In module 7 some of the tools of Corporate Finance were covered within the context of trying to take a forward looking view of a business from a fundamental perspective in terms of its share price in relation to its strategy. In that module we saw that since the 1980s, the objective of creating ‘shareholder value’ by earning an economic return on capital invested in excess of the cost of that capital has spread from the US and has been adopted increasingly by companies. A number of shareholder value approaches have emerged, which draw upon the financial theory of value, which is that value in economic terms is considered as being the present value of the firm’s expected future net cash flows.

The acceptance of cash flow approaches to valuation has been accompanied by a trend to place relatively less importance on traditional accounting measures such as earnings per share and has seen the evolution and development of a number of new methods, or metrics, for measuring company performance. These new metrics all share the same basic premise that a company only creates value if the economic return on its capital is greater than the cost of that capital. 
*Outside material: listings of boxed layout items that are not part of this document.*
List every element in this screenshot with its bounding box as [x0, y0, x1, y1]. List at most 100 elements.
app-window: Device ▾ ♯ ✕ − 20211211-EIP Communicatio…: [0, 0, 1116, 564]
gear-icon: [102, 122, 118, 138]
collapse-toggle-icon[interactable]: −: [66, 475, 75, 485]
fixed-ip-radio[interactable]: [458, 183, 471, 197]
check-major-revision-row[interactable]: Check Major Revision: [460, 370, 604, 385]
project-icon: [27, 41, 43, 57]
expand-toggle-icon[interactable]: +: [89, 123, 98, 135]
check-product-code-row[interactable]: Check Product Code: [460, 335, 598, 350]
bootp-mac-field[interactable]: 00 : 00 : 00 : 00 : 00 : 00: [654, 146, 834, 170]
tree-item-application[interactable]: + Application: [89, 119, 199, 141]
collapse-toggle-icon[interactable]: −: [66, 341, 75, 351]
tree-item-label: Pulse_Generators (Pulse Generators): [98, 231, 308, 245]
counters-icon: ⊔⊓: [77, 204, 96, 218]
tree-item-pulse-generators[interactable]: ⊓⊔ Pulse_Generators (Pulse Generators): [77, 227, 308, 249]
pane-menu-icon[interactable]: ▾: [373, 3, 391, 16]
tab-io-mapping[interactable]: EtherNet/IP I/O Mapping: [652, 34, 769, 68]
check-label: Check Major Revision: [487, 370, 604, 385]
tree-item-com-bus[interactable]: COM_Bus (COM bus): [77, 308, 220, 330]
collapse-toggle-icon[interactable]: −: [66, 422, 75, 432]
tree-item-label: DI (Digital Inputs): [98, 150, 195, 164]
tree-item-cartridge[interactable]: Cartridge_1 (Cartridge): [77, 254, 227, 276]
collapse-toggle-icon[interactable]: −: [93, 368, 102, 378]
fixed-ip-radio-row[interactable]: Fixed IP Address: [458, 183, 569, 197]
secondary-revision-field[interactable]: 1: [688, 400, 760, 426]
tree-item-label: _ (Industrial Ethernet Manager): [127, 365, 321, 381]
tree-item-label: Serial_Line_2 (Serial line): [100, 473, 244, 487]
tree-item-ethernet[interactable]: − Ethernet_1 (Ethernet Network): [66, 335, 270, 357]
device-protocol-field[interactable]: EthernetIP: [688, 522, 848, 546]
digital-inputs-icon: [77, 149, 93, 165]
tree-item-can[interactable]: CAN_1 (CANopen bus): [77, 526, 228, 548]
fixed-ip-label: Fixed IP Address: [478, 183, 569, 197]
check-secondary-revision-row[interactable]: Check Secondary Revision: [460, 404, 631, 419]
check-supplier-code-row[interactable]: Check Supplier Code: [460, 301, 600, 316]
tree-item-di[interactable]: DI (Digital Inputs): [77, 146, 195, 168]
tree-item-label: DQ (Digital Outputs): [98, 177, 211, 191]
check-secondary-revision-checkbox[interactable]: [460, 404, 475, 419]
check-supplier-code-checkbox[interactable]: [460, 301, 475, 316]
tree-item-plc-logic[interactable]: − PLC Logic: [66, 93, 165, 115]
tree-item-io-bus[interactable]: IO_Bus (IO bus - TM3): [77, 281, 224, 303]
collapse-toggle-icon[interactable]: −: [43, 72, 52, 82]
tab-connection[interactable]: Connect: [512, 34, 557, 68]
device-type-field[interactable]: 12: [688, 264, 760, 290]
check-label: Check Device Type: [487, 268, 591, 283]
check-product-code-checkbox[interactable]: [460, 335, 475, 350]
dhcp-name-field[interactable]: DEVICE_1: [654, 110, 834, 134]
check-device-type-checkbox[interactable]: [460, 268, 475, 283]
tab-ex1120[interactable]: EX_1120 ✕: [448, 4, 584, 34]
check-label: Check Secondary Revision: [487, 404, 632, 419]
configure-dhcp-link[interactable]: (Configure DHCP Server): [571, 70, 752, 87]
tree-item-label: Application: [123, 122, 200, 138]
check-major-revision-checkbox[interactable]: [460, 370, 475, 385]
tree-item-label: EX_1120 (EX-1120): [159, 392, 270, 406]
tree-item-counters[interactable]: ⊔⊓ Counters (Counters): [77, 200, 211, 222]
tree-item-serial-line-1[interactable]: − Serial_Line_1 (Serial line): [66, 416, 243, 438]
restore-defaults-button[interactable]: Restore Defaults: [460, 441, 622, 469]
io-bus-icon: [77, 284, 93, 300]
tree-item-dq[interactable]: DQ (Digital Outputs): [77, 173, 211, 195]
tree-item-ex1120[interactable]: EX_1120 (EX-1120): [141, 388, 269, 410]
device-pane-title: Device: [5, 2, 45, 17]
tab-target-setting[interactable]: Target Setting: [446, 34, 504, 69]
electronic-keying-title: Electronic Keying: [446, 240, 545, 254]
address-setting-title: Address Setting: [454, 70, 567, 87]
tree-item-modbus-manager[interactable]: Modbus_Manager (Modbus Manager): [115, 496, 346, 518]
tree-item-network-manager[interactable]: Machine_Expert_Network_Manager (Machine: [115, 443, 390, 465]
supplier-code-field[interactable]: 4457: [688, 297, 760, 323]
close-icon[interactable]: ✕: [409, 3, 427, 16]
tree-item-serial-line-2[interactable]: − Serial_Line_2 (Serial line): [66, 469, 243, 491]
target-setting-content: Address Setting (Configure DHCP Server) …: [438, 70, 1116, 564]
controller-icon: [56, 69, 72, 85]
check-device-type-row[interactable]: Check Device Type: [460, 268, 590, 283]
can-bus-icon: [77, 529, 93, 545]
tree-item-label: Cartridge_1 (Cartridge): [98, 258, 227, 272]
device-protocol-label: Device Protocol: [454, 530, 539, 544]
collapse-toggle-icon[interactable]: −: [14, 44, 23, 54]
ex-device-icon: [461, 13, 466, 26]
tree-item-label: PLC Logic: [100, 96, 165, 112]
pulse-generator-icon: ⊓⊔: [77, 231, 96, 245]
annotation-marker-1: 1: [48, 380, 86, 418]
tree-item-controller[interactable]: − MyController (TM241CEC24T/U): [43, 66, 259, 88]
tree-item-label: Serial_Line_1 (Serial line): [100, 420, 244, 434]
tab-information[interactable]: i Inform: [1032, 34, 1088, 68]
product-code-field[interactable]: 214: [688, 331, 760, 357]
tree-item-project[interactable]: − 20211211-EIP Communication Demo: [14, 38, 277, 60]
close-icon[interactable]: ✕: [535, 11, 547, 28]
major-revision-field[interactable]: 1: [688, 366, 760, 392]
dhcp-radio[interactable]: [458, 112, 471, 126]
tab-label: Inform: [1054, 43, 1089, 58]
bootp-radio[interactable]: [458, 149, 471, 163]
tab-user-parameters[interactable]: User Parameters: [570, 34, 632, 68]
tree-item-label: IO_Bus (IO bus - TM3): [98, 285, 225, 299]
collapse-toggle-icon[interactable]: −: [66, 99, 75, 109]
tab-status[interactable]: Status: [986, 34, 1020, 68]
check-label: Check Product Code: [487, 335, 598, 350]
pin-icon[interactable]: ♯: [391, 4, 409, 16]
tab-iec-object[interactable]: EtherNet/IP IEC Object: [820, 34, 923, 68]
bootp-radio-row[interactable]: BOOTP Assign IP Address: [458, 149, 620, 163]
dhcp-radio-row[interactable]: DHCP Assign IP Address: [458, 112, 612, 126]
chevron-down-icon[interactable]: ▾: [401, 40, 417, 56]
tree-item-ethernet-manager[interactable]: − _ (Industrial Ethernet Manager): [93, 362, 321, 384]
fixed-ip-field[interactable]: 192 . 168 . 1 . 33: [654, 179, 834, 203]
This module builds upon module 7 and is very practically oriented. It commences with a review of the toolkit for company valuation and the issues associated with it in terms of valuation challenges, like the selection of the planning period and terminal value estimation. These issues are reviewed initially with reference to an Initial Public Offering (IPO) valuation. Thereafter, major Corporate Finance issues, like the Cost of Capital, Mergers and Acquisitions, Divestments, Leveraging, and Buy-Outs are considered.

Reading

  • Financial Statement Analysis, Corporate Finance and Valuation – Principles and Applications Book 2, Mills, R. W., First Edition, Value Focus, 2007. ISBN 978-1-906156-03-9.
  • Harry Deangelo, Linda Deangelo and René M. Stulz, Fundamentals, Market Timing, and Seasoned Equity Offerings, Working Paper 13285, http://www.nber.org/papers/w13285, National Bureau Of Economic Research, 1050 Massachusetts Avenue, Cambridge, Ma 02138, July 2007.
  • An Introduction to Mezzanine Finance and Private Equity, Journal of Applied Corporate Finance, J R Willis and D A Clark.
  • Conor Kehoe and Robert N. Palter, The future of private equity, McKinsey Quarterly, April 2009.

Further reading:

  • Business Analysis and Valuation – IFRS Edition, K. G. Palepu, P. M. Healy, V. L. Bernard and E. Peek, Thomson, 2007. ISBN–13:978-1-84480-492-4/ISBN-10:1-84480-492-5.
  • Antonio Capaldo, David Cogman, and Hannu Suonio, What’s different about M&A in this Downturn, McKinsey Quarterly, January 2009.
  • Richard Dobbs, Bin Jiang, and Timothy M. Koller, Why the crisis hasn’t shaken the cost of capital, McKinsey Quarterly, December 2008.